Около получаса он сидел на мягком пуфике, повторяющем форму его тела, ел заказанный ланч, представлявшего собой блюдо из какого-то незнакомого злака и пряных овощей. Место было подобрано не совсем удачное, так как выход из архива не просматривался через витрину, но остальное здание было хорошо видно. В кафе же собралось много людей, заскочивших сюда на обеденный перерыв. Хотя присутствие компании военных заставляло нервничать Андрея, поэтому, чтобы не выглядеть слишком уж естественно, он решил просто расслабиться за приемом пищи. Да к тому же мысли о привнесенных Тимуром новшествах в претэтику не оставляли его. У проходящей мимо официантки он закал кофе и снова уставился в окно.

Люди создавали вокруг шум, но среди всего этого противопоставления тишине внезапно Андрей ощутил хриплое молчание человека, без малейшего зазрения уставившегося на него. Андрей оглядел его снизу вверх. Самый обычный мужчина лет пятидесяти, одетый, как понял Андрей, дорого, но неопрятно, о чем особенно говорили не только измятая одежда да неправильно застегнутый на одну пуговицу пиджак, но пятна грязи на ботинках и брюках. На лице появилась борода от долгих гуляний, губы вытянулись, а черные глаза подозрительно оглядывали Андрея. Едва стоя на ногах, он, насколько ему хватало сил связать слова в членораздельную речь, спросил позволения присесть за столик к Андрею и, не дожидаясь ответа, цепляясь кончиками тонких, длинных пальцев за стол, неуклюже уселся на свободный пуфик.

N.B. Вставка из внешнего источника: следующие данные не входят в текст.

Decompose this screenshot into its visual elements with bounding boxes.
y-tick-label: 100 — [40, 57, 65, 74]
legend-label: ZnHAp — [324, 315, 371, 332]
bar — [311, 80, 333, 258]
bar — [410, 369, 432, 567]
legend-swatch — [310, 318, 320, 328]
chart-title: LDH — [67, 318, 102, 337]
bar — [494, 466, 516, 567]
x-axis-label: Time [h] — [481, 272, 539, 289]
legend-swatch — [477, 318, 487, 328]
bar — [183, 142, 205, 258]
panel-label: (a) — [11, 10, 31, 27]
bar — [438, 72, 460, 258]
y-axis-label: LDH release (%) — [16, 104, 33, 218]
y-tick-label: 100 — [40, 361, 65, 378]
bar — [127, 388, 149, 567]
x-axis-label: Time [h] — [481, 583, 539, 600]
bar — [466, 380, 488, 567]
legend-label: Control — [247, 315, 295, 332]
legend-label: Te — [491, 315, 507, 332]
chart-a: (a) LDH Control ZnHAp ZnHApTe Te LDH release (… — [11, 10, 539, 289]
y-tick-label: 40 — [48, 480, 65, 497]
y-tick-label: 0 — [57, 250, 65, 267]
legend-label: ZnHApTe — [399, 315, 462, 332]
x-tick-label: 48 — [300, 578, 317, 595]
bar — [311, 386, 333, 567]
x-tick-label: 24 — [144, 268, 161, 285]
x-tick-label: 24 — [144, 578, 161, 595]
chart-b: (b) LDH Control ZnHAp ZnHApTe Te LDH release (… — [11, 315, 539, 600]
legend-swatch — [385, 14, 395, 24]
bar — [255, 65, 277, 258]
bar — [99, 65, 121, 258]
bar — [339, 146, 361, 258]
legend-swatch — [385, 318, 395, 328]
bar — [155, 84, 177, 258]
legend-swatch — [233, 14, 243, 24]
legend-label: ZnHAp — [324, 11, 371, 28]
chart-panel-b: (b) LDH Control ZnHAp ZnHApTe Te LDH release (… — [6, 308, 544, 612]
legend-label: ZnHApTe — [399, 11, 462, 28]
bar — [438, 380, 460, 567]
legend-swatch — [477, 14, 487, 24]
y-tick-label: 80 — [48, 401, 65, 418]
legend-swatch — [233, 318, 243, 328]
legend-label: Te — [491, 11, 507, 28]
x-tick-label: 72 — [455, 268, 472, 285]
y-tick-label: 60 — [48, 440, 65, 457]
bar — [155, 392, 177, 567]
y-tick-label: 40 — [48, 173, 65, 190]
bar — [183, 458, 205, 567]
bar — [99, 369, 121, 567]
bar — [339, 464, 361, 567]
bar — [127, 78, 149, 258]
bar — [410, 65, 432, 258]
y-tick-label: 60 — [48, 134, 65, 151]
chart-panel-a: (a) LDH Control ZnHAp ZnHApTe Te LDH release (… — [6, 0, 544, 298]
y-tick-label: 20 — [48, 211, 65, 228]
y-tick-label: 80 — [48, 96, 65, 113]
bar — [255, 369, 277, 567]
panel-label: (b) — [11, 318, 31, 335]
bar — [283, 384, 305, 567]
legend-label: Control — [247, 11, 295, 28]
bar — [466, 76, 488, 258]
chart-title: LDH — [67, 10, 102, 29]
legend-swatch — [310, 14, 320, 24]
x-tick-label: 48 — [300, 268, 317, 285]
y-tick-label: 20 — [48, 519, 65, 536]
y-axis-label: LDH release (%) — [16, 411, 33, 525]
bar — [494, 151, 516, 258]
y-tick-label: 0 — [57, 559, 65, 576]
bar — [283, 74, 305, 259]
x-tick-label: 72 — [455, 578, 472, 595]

– Я, право, не ожидал увидеть здесь новые лица… – промямлил он. – А ты вообще кто?

Андрей хотел было ответить заготовленную отмазку, но тут появился второй, моложе, также хорошо одетый, но выглядящий опрятнее, лишь трехдневная щетина выдавала в нем товарища по празднеству первого. Он было схватил за руку того, пытаясь увести от незнакомца, но первый вырвал свою руку и пренебрежительно выговорил:

– Отстань… не видишь… я здесь кого нашел… я никуда больше не пойду.

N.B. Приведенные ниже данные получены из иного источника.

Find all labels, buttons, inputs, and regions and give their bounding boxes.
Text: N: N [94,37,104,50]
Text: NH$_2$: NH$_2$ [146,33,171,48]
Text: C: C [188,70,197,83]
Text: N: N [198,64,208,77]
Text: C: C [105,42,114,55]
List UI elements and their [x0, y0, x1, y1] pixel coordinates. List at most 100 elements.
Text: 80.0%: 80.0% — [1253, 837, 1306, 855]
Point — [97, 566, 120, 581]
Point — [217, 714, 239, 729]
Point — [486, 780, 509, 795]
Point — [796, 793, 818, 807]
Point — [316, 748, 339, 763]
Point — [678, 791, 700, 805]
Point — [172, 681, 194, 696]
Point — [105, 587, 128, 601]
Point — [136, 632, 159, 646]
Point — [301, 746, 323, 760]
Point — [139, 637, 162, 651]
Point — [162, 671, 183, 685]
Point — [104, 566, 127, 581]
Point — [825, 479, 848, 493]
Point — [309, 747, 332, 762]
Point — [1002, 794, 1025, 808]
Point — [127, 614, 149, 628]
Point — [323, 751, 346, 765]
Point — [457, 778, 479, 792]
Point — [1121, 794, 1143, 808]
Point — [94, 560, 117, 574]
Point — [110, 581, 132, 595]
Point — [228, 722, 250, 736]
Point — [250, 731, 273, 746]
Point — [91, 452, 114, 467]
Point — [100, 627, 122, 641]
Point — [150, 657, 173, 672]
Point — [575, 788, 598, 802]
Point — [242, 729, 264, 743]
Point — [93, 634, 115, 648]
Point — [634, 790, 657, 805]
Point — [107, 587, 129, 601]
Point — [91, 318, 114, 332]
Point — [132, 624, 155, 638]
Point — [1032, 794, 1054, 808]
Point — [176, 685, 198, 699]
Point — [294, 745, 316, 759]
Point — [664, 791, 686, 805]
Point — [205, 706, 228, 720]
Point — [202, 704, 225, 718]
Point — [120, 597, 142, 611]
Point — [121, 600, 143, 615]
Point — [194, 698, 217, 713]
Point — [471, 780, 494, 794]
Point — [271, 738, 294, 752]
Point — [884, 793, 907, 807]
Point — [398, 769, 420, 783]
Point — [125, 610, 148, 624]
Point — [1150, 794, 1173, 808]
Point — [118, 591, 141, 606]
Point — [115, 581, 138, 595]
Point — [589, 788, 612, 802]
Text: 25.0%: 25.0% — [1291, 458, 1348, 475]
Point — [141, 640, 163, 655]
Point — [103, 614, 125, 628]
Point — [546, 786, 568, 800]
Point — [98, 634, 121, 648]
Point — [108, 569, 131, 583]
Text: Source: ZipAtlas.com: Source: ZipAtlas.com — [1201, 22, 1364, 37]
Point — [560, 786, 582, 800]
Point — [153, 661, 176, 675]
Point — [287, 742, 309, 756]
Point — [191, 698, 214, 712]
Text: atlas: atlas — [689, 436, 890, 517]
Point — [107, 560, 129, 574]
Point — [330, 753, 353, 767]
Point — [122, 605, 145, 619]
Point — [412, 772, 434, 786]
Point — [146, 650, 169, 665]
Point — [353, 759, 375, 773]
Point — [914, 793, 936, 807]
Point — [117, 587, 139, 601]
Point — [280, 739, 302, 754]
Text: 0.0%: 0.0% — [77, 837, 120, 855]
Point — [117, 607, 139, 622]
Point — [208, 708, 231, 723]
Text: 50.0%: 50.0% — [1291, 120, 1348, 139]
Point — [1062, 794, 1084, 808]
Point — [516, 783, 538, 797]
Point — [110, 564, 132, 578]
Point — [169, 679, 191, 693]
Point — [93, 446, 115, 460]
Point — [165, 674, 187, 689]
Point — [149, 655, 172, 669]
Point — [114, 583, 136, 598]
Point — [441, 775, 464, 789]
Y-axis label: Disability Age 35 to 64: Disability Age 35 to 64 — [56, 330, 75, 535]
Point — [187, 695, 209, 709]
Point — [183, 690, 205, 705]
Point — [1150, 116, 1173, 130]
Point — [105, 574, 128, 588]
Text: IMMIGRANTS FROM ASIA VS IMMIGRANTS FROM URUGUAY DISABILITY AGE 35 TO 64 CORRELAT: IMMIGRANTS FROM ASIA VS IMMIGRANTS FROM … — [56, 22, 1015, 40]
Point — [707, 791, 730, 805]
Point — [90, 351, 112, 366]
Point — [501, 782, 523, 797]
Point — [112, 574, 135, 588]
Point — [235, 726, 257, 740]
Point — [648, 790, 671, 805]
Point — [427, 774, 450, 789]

Он закрыл свое лицо руками, которыми облокотился об стол, и затих. Из-за потных ладоней доносилось хлюпание: то ли он пытался говорить, то ли плакал.

– Вы уж извините его, – второй мужчина наклонился к Андрею, краем глаза следя за своим товарищем, – не против, если я присяду?

Андрей резко обернулся к окну, но, не заметив ни Бегишева, ни Ады, и опомнившись, что его поведение может привлечь еще больше ненужного внимания, плавно повернул голову обратно. Один подвыпивший военный подозрительно смотрел на него, что заставило Андрея пригласить незваного гостя к столу.

– Меня зовут Радек Кропольски, а это мой друг Матиас Вуйчик, – сказал гость, протягивая руку и кивая на своего товарища.

– Меня зовут Питер Чалмерз…

– Да кто, кто ты-ы-ы?.. – Матиас раскрыл свое лицо и его губы вытянулись еще больше, словно он надрывался всей душой, требуя объяснения от Андрея.

– У него сейчас сложный период. Его бросила жена, а работа, которой он посвятил всю свою жизнь, утратила интерес для общества. Просто прекратила свое существование, – извинялся за своего друга Радек, но тот грозно посмотрел на него, не оценив заботы и чужих извинений за его поведение, которое он толком и не осознавал в данный момент. Его голова резко опустилась, повиснув на тонкой шее. – Он уже давно в таком состоянии, да и это место, наверно, он знает лучше, чем свой родной дом. А вы ведь действительно не из здешних мест?

– Э, да, я агент по недвижимости, – сказал Андрей, доставая электронные документы и протягивая их гостю.

Радек смущенно взглянул на них, но не притронулся, только тихо, подавшись слегка вперед, сказал Андрею:

– Вы лучше, мистер Чалмерз, с этим здесь особо не распространяйтесь. Сочту за незнание, ведь вы гость в Хартове, но именно в этом кафе обычно собираются патриотически настроенные люди, и тема переселения для них крайне больна.

Андрей убрал документы, посматривая на военных, что-то бурно обсуждавших через пару столиков от его, а также заметил, что люди иногда и вправду бросали на него странные взгляды, словно пытались определить волка в овечьей шкуре.

– Спасибо, мистер Кропольски, я учту впредь сей нюанс.

– О, просто Радек, – отмахнулся тот, оживившись.

Появилась официантка, принесшая кофе, смущенно посматривая на Матиаса, что-то сопевшего себе под нос.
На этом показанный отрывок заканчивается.